On 15 July 2017 at 08:02, Mccool, Michael <michael.mccool@intel.com> wrote:
> I was meaning to bring this up as well. Michael Koster and I were talking
> about some related issues yesterday (mDNS, resource directories, etc) and
> the issue has been brought up by customers who were struggling with keeping
> devices available when "offline".
>
> I think in the short term mDNS combined with a local resource directory
> will work, the trouble is, who runs the directory? OCF will include such a
> service but it is meant for OCF devices. We do have a Thing Description
> registry in our architecture but can't guarantee one will be running in a
> specific local environment. Ideally every router would have a local
> registry/resource directory. In the shorter term IoT "hubs" may have to
> provide it (and we may have to deal with multiple registries showing
> up...). This could also be part of Edge/Fog computing stacks.
>
Again, the problem with mDNS is that it can only be used with plain HTTP or
a self-signed SSL certificate. This is fine if you trust all the devices on
your local network, but in many applications that may not be acceptable. In
which case you need some way to resolve public domain names inside the
local network in order to use HTTPS, or use plain HTTP and use some other
encryption mechanism at the message level (e.g. using a shared secret which
is initially shared over an HTTPS connection when it's available).

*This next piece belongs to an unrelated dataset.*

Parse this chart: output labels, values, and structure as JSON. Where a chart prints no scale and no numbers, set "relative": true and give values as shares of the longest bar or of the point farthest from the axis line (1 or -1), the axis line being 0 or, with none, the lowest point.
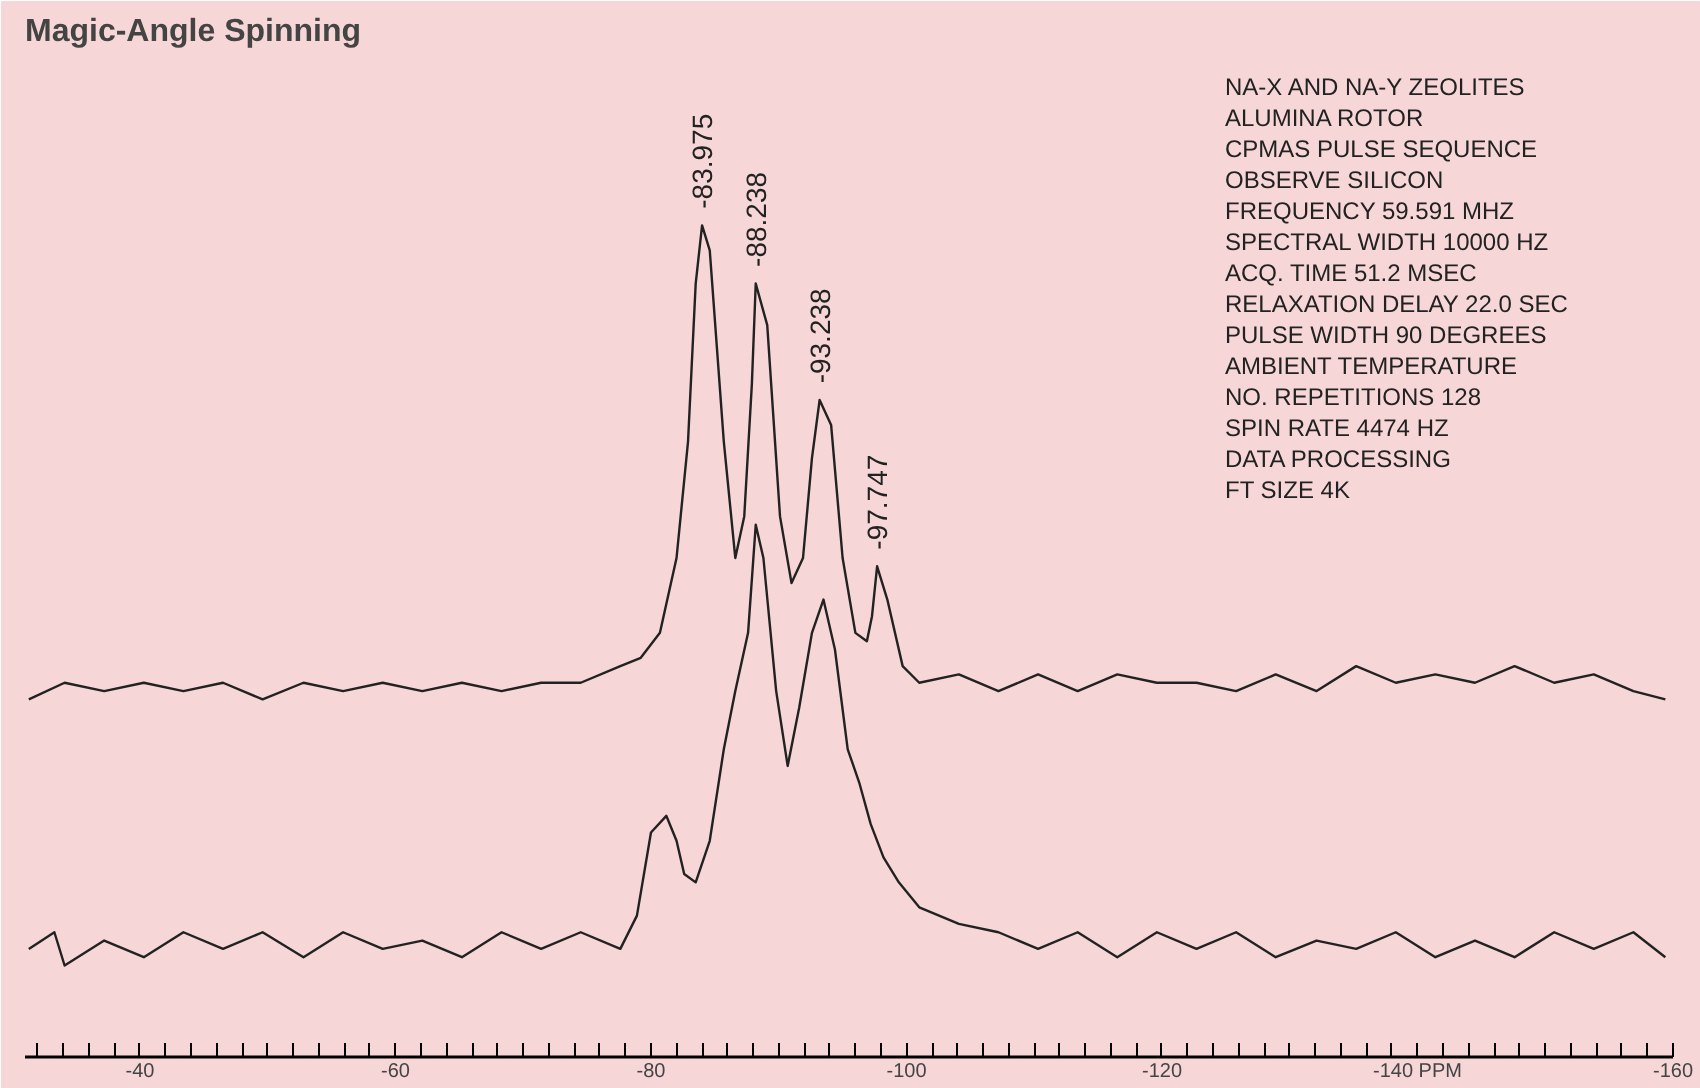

I agree that IoT hubs/gateways will have a role in this and that the ideal
solution is for routers to handle the local DNS resolution somehow.
>
> I'm at IETF this week and there is a workshop on Monday on Distributed
> Internet, and I'm sure distributed DNS is going to be discussed. In the
> long term I think these discussions will result in a standard. What to do
> in the meantime is the question...
>
This does seem like something which needs solving at the network protocol
level, it's a bit of a shortcoming of DNS and TLS which may have been a
small issue in the past with intranets, but will become much more of a
problem with billions of IoT devices on local networks. If everyone comes
up with their own encryption mechanism on top of existing protocols then
interoperability is going to be really hard!